A startup called Lava Payments is trying to challenge payment giants by building solutions specifically for the modern internet, allowing AI agents to handle transactions on behalf of users. This idea came from Mitchell Jones, the founder, after he left a fintech startup called Lendtable, which was incubated by Y Combinator, and began experimenting with AI technology.
Jones discovered the potential of building a system that makes it easier for AI agents to pay and more developer-friendly. While experimenting with AI applications and trying to build what he thought were simple features, he realized that he had spent over $400 just to create a basic form-filling agent.
Jones said, "I kept running into the same problem. I was using the same underlying models and tools, but I had to go through different wrappers or platforms." Each time, he had to start a new subscription, re-authenticate, and pay separately, "even though I was already paying for access to the core model."
He continued, "It felt fundamentally broken. I didn't want to keep buying access to the same thing under different wrappers. I wanted a single wallet, a single set of credits, and the ability to switch between tools and providers without starting over each time, so I could pay based on usage."
So he decided to launch Lava Payments as a solution. Lava is a digital wallet that allows merchants to use credits to facilitate transactions.
The core idea is that a universal set of credits that works across merchants and services makes it easier for autonomous agents to make payments without human intervention. The way it works is this: Merchants can enable the Lava wallet for customers and upload credits. Once the customer completes this step, they can use these funds in any merchant that accepts Lava, as well as in base models like GPT and Claude, on a "pay-as-you-go" basis, Jones said.
Therefore, users don't have to pay separately for each tool, but instead purchase a one-time credit package, which AI agents can directly deduct when performing various tasks. There's no longer a need to ask users to approve each transaction individually.
Jones said, "Without Lava, agents can't move smoothly on the internet because they are constantly blocked when they need to pay." He used Google as an example, saying that whenever someone opens Google Maps, they don't have to pay Google for the map because they've already paid Verizon and AT&T for internet access.
On Wednesday, the startup announced a $5.8 million seed round led by Lerer Hippeau.
Other companies in this space include startups like Metronome.
Jones spoke about product differentiation, saying, "We see the world as highly interconnected. We're truly focused on building solutions for an agent-native economy."
Jones was born in a working-class family in Dayton, Ohio, and he said his parents always told him that the best way to succeed was to work hard, save money, and get a good education.
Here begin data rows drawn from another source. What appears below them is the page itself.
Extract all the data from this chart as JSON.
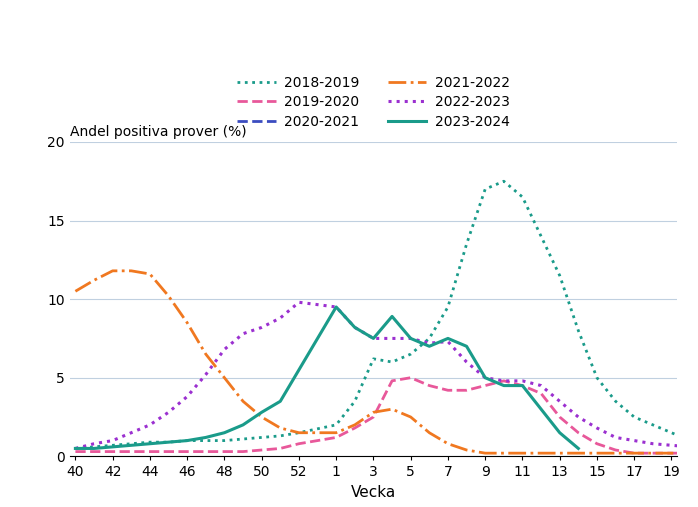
{
  "title": "",
  "ylabel": "Andel positiva prover (%)",
  "xlabel": "Vecka",
  "ylim": [
    0,
    20
  ],
  "yticks": [
    0,
    5,
    10,
    15,
    20
  ],
  "xtick_labels": [
    "40",
    "42",
    "44",
    "46",
    "48",
    "50",
    "52",
    "1",
    "3",
    "5",
    "7",
    "9",
    "11",
    "13",
    "15",
    "17",
    "19"
  ],
  "background_color": "#ffffff",
  "grid_color": "#c0d0e0",
  "series": [
    {
      "label": "2018-2019",
      "color": "#1a9b8a",
      "linestyle": "dotted",
      "linewidth": 2.0,
      "x": [
        40,
        41,
        42,
        43,
        44,
        45,
        46,
        47,
        48,
        49,
        50,
        51,
        52,
        1,
        2,
        3,
        4,
        5,
        6,
        7,
        8,
        9,
        10,
        11,
        12,
        13,
        14,
        15,
        16,
        17,
        18,
        19,
        20
      ],
      "y": [
        0.5,
        0.6,
        0.7,
        0.8,
        0.9,
        0.9,
        1.0,
        1.0,
        1.0,
        1.1,
        1.2,
        1.3,
        1.5,
        2.0,
        3.5,
        6.2,
        6.0,
        6.5,
        7.5,
        9.5,
        13.5,
        17.0,
        17.5,
        16.5,
        14.0,
        11.5,
        8.0,
        5.0,
        3.5,
        2.5,
        2.0,
        1.5,
        1.0
      ]
    },
    {
      "label": "2019-2020",
      "color": "#e8589a",
      "linestyle": "dashed",
      "linewidth": 2.0,
      "x": [
        40,
        41,
        42,
        43,
        44,
        45,
        46,
        47,
        48,
        49,
        50,
        51,
        52,
        1,
        2,
        3,
        4,
        5,
        6,
        7,
        8,
        9,
        10,
        11,
        12,
        13,
        14,
        15,
        16,
        17,
        18,
        19,
        20
      ],
      "y": [
        0.3,
        0.3,
        0.3,
        0.3,
        0.3,
        0.3,
        0.3,
        0.3,
        0.3,
        0.3,
        0.4,
        0.5,
        0.8,
        1.2,
        1.8,
        2.5,
        4.8,
        5.0,
        4.5,
        4.2,
        4.2,
        4.5,
        4.8,
        4.5,
        4.0,
        2.5,
        1.5,
        0.8,
        0.4,
        0.2,
        0.2,
        0.2,
        0.2
      ]
    },
    {
      "label": "2020-2021",
      "color": "#3b4cc0",
      "linestyle": "dashed",
      "linewidth": 2.0,
      "x": [
        40,
        41,
        42,
        43,
        44,
        45,
        46,
        47,
        48,
        49,
        50,
        51,
        52,
        1,
        2,
        3,
        4,
        5,
        6,
        7,
        8,
        9,
        10,
        11,
        12,
        13,
        14,
        15,
        16,
        17,
        18,
        19,
        20
      ],
      "y": [
        -0.1,
        -0.1,
        -0.1,
        -0.1,
        -0.1,
        -0.1,
        -0.1,
        -0.1,
        -0.1,
        -0.1,
        -0.1,
        -0.1,
        -0.1,
        -0.1,
        -0.1,
        -0.1,
        -0.1,
        -0.1,
        -0.1,
        -0.1,
        -0.1,
        -0.1,
        -0.1,
        -0.1,
        -0.1,
        -0.1,
        -0.1,
        -0.1,
        -0.1,
        -0.1,
        -0.1,
        -0.1,
        -0.1
      ]
    },
    {
      "label": "2021-2022",
      "color": "#f07820",
      "linestyle": "dashdot",
      "linewidth": 2.0,
      "x": [
        40,
        41,
        42,
        43,
        44,
        45,
        46,
        47,
        48,
        49,
        50,
        51,
        52,
        1,
        2,
        3,
        4,
        5,
        6,
        7,
        8,
        9,
        10,
        11,
        12,
        13,
        14,
        15,
        16,
        17,
        18,
        19,
        20
      ],
      "y": [
        10.5,
        11.2,
        11.8,
        11.8,
        11.6,
        10.2,
        8.5,
        6.5,
        5.0,
        3.5,
        2.5,
        1.8,
        1.5,
        1.5,
        2.0,
        2.8,
        3.0,
        2.5,
        1.5,
        0.8,
        0.4,
        0.2,
        0.2,
        0.2,
        0.2,
        0.2,
        0.2,
        0.2,
        0.2,
        0.2,
        0.2,
        0.2,
        0.2
      ]
    },
    {
      "label": "2022-2023",
      "color": "#9b30d0",
      "linestyle": "dotted",
      "linewidth": 2.2,
      "x": [
        40,
        41,
        42,
        43,
        44,
        45,
        46,
        47,
        48,
        49,
        50,
        51,
        52,
        1,
        2,
        3,
        4,
        5,
        6,
        7,
        8,
        9,
        10,
        11,
        12,
        13,
        14,
        15,
        16,
        17,
        18,
        19,
        20
      ],
      "y": [
        0.5,
        0.8,
        1.0,
        1.5,
        2.0,
        2.8,
        3.8,
        5.2,
        6.8,
        7.8,
        8.2,
        8.8,
        9.8,
        9.5,
        8.2,
        7.5,
        7.5,
        7.5,
        7.2,
        7.3,
        6.0,
        5.0,
        4.8,
        4.8,
        4.5,
        3.5,
        2.5,
        1.8,
        1.2,
        1.0,
        0.8,
        0.7,
        0.6
      ]
    },
    {
      "label": "2023-2024",
      "color": "#1a9b8a",
      "linestyle": "solid",
      "linewidth": 2.2,
      "x": [
        40,
        41,
        42,
        43,
        44,
        45,
        46,
        47,
        48,
        49,
        50,
        51,
        52,
        1,
        2,
        3,
        4,
        5,
        6,
        7,
        8,
        9,
        10,
        11,
        12,
        13,
        14
      ],
      "y": [
        0.5,
        0.5,
        0.6,
        0.7,
        0.8,
        0.9,
        1.0,
        1.2,
        1.5,
        2.0,
        2.8,
        3.5,
        5.5,
        9.5,
        8.2,
        7.5,
        8.9,
        7.5,
        7.0,
        7.5,
        7.0,
        5.0,
        4.5,
        4.5,
        3.0,
        1.5,
        0.5
      ]
    }
  ],
  "legend_col1": [
    "2018-2019",
    "2020-2021",
    "2022-2023"
  ],
  "legend_col2": [
    "2019-2020",
    "2021-2022",
    "2023-2024"
  ]
}
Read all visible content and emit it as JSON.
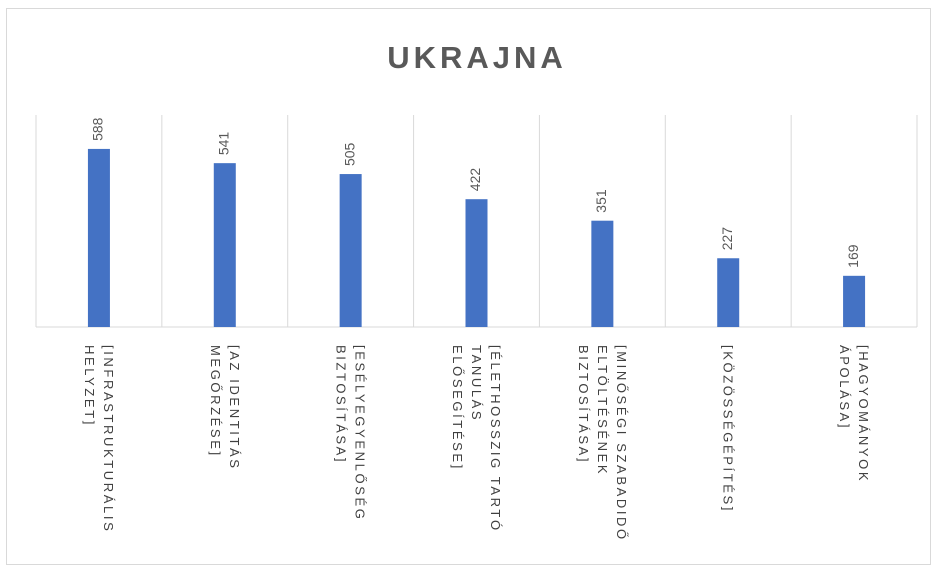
{
  "chart_data": {
    "type": "bar",
    "title": "UKRAJNA",
    "categories": [
      "[INFRASTRUKTURÁLIS HELYZET]",
      "[AZ IDENTITÁS MEGŐRZÉSE]",
      "[ESÉLYEGYENLŐSÉG BIZTOSÍTÁSA]",
      "[ÉLETHOSSZIG TARTÓ TANULÁS ELŐSEGÍTÉSE]",
      "[MINŐSÉGI SZABADIDŐ ELTÖLTÉSÉNEK BIZTOSÍTÁSA]",
      "[KÖZÖSSÉGÉPÍTÉS]",
      "[HAGYOMÁNYOK ÁPOLÁSA]"
    ],
    "values": [
      588,
      541,
      505,
      422,
      351,
      227,
      169
    ],
    "color": "#4472c4",
    "ylim": [
      0,
      700
    ]
  }
}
In an interview with TechCrunch, he recalled, "You know, these are things most people are told." Jones took the advice seriously. He got a good education (Yale University), landed a good job (Goldman Sachs, Meta), and then started some companies (fintech company Parable and Lendtable, which was part of the YC S20 batch).
Jones said that he met the main investors of Lava mainly because he was classmates with Will McKelvey, a current investor at Lerer Hippeau. He said McKelvey had been following his career and had been looking for an opportunity to collaborate, and Lava Payments was that opportunity.
Other investors in this round include Harlem Capital, Streamlined Ventures, and Westbound. The new funding will be used for hiring, product development, and developing marketing strategies.
Overall, Jones is ready to make Lava the "invisible layer" powering the AI network, especially as AI agents increasingly appear in checkout processes.